Il convient tout de même d’opérer des nuances en ce qui concerne le maintien de l’activité. Si par exemple un changement d’activité ou une cessation définitive d’activité est opéré, il n’y a plus transfert de contrats. Ce cas de figure est plutôt simple à mettre en œuvre. Cependant, lorsque l’activité reste la même, et que les moyens d’exécution changent, l’appréciation est plus subtile. En réalité, les modifications de moindres envergures ne remettent pas en cause le principe du maintien de l’activité. Mais si les conditions de fonctionnement et d’organisations sont radicalement modifiées, et supposent inclusivement le non-maintien de l’activité, alors le transfert de contrats ne s’impose plus au nouvel employeur.

Pour en revenir au principe même du maintien garantissant le transfert des contrats, il est acquis au bénéfice du salarié, indépendamment de la nature du contrat (CDD, CDI, contrat de professionnalisation) qui le lie à l’entreprise. Il bénéficie de ce principe même si son contrat de travail est momentanément suspendu, ou s’il est en arrêt maladie, maternité, ou en congé individuel de formation, ou en congé parental. Même si le salarié est période d’essai, le principe est d’application.

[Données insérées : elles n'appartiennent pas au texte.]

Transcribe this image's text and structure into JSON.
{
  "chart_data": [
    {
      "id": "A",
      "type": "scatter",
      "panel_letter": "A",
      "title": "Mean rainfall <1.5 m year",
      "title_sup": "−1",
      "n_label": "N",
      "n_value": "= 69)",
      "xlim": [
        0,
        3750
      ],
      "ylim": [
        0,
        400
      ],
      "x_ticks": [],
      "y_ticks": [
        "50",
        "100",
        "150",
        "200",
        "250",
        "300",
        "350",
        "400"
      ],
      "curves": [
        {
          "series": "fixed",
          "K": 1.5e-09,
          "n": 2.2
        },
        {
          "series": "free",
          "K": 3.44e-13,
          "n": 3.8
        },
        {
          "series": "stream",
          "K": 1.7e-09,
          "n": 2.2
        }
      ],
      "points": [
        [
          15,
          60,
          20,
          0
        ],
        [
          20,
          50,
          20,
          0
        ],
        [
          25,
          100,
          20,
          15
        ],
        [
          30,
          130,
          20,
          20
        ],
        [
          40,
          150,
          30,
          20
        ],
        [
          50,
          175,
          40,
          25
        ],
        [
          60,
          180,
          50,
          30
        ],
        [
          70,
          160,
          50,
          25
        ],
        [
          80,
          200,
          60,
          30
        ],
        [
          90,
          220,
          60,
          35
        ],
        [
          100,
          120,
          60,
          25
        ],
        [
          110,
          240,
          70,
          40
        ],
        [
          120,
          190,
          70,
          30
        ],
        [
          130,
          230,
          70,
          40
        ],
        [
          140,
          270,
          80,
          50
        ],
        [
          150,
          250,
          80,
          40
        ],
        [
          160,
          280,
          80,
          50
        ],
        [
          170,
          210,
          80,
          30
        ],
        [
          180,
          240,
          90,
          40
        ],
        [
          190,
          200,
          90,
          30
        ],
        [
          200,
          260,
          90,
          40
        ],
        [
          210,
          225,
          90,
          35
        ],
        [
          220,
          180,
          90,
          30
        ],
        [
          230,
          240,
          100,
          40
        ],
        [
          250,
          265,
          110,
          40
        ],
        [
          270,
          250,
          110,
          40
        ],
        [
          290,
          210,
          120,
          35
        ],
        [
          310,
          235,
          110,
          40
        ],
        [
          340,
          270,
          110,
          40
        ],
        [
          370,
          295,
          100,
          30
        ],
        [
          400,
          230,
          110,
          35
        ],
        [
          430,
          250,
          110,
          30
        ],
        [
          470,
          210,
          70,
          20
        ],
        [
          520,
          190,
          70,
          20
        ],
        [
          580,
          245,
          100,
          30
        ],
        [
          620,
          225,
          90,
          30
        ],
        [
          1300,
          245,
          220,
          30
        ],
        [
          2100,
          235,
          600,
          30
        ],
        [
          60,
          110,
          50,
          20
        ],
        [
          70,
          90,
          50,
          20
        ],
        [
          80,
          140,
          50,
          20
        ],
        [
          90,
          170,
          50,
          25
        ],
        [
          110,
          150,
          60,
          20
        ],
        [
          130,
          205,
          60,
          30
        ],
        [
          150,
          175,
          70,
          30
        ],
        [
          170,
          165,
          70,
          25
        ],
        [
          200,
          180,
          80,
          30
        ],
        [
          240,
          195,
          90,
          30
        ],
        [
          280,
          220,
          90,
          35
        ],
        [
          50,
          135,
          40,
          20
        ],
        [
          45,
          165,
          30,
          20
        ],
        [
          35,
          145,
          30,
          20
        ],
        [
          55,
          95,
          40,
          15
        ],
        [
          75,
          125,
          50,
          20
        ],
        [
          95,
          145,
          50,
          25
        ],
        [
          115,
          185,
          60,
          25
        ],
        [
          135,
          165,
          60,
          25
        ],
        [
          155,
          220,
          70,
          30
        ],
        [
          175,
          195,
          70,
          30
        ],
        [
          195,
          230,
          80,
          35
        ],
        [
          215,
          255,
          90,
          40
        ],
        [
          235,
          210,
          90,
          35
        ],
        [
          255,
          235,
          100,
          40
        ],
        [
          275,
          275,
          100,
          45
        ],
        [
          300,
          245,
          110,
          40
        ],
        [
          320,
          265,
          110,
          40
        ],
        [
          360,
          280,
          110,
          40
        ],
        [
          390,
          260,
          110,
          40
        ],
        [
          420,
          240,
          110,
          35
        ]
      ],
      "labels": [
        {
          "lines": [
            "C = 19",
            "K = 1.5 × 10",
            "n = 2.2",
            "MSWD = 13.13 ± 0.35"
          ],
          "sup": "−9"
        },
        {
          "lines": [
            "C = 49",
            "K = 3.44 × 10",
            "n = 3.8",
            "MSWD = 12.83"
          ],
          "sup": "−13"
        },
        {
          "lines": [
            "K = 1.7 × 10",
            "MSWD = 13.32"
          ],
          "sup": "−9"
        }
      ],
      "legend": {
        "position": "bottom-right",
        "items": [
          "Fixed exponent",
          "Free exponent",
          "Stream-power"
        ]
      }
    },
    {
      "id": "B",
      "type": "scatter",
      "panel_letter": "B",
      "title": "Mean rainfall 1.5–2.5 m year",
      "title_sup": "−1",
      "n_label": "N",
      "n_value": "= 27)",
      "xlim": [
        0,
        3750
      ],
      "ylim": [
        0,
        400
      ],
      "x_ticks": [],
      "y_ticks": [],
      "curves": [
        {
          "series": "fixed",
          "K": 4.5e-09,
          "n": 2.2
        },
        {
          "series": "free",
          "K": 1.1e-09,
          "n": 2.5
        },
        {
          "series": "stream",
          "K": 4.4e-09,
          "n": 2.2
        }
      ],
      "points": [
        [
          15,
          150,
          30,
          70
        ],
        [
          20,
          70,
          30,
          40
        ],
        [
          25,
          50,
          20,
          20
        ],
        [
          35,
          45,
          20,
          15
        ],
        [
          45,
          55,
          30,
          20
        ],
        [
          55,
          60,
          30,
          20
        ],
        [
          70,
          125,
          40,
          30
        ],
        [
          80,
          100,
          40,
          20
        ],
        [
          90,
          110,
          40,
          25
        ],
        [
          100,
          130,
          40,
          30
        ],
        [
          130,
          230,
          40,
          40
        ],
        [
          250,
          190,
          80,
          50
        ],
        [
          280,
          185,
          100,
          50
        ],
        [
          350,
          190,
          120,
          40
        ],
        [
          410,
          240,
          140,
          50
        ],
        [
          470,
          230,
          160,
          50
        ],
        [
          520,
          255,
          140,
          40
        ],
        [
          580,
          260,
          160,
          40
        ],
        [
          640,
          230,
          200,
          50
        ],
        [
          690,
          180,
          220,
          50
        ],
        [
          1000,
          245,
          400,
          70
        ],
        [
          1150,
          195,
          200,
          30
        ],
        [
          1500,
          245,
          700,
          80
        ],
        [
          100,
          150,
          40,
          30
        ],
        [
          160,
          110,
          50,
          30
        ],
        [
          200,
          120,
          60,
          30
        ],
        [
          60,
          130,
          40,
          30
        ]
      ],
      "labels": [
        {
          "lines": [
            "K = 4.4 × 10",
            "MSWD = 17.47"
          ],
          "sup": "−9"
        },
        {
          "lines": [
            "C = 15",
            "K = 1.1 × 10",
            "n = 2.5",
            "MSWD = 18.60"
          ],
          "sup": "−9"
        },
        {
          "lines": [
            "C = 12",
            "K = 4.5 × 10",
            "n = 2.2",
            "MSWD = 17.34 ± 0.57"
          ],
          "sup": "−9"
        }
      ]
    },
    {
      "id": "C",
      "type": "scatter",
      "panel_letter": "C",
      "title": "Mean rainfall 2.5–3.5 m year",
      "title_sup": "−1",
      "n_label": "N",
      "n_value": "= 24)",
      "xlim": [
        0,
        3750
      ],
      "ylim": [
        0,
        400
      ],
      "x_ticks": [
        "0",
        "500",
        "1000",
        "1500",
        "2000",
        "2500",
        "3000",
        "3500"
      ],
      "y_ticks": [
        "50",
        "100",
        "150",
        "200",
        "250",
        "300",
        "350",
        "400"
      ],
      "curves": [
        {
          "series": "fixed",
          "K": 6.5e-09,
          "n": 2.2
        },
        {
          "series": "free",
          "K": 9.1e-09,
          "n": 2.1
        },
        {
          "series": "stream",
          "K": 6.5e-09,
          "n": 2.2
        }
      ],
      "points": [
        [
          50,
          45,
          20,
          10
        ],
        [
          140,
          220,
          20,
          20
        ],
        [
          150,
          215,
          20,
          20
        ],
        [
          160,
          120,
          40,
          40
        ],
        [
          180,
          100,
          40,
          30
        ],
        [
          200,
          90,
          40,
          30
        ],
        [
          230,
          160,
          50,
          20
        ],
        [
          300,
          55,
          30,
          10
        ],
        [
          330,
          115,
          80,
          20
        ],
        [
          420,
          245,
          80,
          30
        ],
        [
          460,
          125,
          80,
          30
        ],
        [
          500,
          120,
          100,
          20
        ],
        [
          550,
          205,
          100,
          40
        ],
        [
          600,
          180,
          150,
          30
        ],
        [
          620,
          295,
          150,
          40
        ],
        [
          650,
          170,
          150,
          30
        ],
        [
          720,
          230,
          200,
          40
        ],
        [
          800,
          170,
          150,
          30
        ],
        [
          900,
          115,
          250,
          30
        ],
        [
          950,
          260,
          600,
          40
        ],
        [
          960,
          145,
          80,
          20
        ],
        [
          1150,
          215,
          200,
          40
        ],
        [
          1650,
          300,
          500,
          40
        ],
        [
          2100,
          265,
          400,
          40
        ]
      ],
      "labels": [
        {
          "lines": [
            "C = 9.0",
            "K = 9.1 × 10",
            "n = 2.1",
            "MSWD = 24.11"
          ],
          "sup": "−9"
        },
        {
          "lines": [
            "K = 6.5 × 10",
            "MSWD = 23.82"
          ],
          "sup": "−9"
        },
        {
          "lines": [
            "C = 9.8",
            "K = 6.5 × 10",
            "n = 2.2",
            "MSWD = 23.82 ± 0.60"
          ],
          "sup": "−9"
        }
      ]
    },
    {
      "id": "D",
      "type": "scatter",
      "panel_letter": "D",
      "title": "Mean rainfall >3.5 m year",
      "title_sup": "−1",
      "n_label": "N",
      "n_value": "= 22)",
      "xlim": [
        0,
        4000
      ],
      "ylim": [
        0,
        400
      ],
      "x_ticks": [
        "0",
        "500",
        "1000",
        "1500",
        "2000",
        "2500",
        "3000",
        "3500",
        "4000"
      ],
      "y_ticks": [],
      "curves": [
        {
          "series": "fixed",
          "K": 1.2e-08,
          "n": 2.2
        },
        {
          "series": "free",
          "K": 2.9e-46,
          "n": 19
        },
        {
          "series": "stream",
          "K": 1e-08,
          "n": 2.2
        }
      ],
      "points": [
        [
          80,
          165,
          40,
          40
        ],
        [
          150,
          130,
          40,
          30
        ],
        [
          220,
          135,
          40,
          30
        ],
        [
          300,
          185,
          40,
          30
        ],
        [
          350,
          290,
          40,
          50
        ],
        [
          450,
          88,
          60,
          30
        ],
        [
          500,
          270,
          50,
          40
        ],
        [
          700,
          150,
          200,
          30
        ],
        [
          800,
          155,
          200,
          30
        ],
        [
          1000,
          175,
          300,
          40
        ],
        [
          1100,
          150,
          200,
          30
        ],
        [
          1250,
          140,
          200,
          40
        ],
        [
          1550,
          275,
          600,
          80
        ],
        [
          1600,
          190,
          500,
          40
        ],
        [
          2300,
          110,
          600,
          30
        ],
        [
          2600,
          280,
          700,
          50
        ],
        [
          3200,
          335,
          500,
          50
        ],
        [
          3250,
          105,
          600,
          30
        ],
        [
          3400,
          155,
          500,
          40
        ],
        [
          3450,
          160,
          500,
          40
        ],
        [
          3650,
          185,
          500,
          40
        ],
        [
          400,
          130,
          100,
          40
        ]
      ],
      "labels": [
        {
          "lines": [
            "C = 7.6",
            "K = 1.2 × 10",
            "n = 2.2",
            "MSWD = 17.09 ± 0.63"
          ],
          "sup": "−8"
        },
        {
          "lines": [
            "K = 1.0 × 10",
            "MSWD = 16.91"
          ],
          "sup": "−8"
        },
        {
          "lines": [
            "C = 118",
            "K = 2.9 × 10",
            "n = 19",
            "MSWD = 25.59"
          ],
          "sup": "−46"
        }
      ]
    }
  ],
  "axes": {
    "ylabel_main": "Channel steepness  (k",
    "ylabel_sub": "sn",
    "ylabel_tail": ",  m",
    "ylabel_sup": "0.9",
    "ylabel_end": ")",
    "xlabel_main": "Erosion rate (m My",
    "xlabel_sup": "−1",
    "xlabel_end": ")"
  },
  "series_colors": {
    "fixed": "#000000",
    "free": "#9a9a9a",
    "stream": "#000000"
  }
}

Le transfert de contrat s’opère de façon tacite, tout naturellement, de plein droit. Mieux, les conditions antérieures de rémunération, fonction, ancienneté qualification, ou quelque clauses contractuelles (non-concurrence ou mobilité par exemple) sont maintenues sans conditions aucunes.

A noter que les employés licenciés pour motif économique conservent vis-à-vis de leur nouvelle direction, un droit de réembauchage. Cette dernière devra les informer ultérieurement de tout emploi compatible avec leur qualification.

Si un renvoi est prononcé lors du transfert, il n’est pas considéré comme une cause de licenciement. Et si l’ancien employeur procède quand même à des licenciements, les employés peuvent poursuivre le nouvel employeur pour être indemnisés. Quant à ce dernier, il ne peut procéder à des licenciements, que dans les conditions de forme et de fonds habituellement prévues par la loi.

Par ailleurs, les avantages individuels au bénéfice des salariés et qui leur ont été acquis à titre personnel sous l’ancienne direction, ne peuvent être remis en cause. En revanche, les avantages collectifs élaborés sur la base de conventions ou d’accords collectifs peuvent ne pas être maintenus au-delà d’un an.